Department of Clinical Therapeutics, Medical School, University of Athens, Alexandra Hospital, 80 Vas. Sofias Avenue, 115 28 Athens, Greece.
Br J Cancer. 2012 Nov 20;107(11):1869-75. doi: 10.1038/bjc.2012.468.
Vascular endothelial growth factor action in tumour angiogenesis is well characterised; nevertheless, it functions as a key element in the promotion of the immune system's evasion by tumours. We sought to investigate the possible direct effect of VEGF on T-cell activation and through which type of VEGF receptor it exerts this effect on cells isolated from ovarian cancer patients' ascites.
T cells isolated from the ascites of ovarian cancer patients were cultured with anti-CD3 and IL-2, with or without VEGF for 14 days and the number of viable T cells was counted. Cytotoxic activity of cultured T cells and expression of VEGF receptor-2 (VEGFR-2), was assayed.
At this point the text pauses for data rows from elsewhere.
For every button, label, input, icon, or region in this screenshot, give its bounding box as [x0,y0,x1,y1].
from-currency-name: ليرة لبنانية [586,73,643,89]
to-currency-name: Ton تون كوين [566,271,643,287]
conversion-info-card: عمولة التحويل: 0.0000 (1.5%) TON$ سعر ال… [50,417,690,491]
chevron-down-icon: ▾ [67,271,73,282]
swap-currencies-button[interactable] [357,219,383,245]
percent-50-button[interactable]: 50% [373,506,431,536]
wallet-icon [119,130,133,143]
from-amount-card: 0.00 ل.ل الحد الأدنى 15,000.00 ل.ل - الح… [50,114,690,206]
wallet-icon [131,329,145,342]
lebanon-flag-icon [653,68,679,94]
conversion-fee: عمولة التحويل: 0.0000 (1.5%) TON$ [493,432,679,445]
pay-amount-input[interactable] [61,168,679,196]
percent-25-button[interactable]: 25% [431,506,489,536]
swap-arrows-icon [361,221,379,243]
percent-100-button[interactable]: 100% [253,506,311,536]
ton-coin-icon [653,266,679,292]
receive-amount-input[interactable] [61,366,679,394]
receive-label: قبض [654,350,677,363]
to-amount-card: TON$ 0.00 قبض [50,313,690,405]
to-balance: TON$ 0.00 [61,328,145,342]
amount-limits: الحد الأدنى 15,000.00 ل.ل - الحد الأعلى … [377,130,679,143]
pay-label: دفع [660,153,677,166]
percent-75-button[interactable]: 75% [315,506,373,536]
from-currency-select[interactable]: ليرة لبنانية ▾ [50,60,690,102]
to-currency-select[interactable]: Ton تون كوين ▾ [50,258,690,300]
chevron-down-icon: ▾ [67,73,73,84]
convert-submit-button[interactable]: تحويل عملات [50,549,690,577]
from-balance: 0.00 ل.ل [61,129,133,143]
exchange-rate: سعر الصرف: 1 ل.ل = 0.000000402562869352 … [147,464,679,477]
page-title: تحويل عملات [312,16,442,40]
The addition of VEGF in cultures significantly reduced the number and proliferation rate of T cells in a dose-dependent manner and CD3(+) T cells expressed VEGFR-2 on their surface upon activation. Experiments with specific anti-VEGFR-2 antibodies revealed that the direct suppressive effect of VEGF on T-cell proliferation is mediated by VEGFR-2. We also showed that VEGF significantly reduced the cytotoxic activity of T cells.
Our study showed that ascites-derived T cells secrete VEGF and express VEGFR-2 upon activation. Vascular endothelial growth factor directly suppresses T-cell activation via VEGFR-2.
血管内皮生长因子在肿瘤血管生成中的作用已得到充分证实;然而,它也是肿瘤免疫系统逃避的关键因素。我们试图研究 VEGF 对 T 细胞激活的可能直接影响,以及它通过哪种类型的 VEGF 受体对从卵巢癌患者腹水分离的细胞产生这种影响。
用抗 CD3 和 IL-2 培养从卵巢癌患者腹水中分离的 T 细胞,有或没有 VEGF 培养 14 天,并计算活 T 细胞的数量。检测培养的 T 细胞的细胞毒性活性和 VEGF 受体-2(VEGFR-2)的表达。
VEGF 的添加以剂量依赖的方式显著减少 T 细胞的数量和增殖率,并且 CD3(+)T 细胞在激活时在其表面表达 VEGFR-2。用特异性抗 VEGFR-2 抗体进行的实验表明,VEGF 对 T 细胞增殖的直接抑制作用是通过 VEGFR-2 介导的。我们还表明,VEGF 显著降低了 T 细胞的细胞毒性活性。
我们的研究表明,腹水来源的 T 细胞在激活时分泌 VEGF 并表达 VEGFR-2。血管内皮生长因子通过 VEGFR-2 直接抑制 T 细胞激活。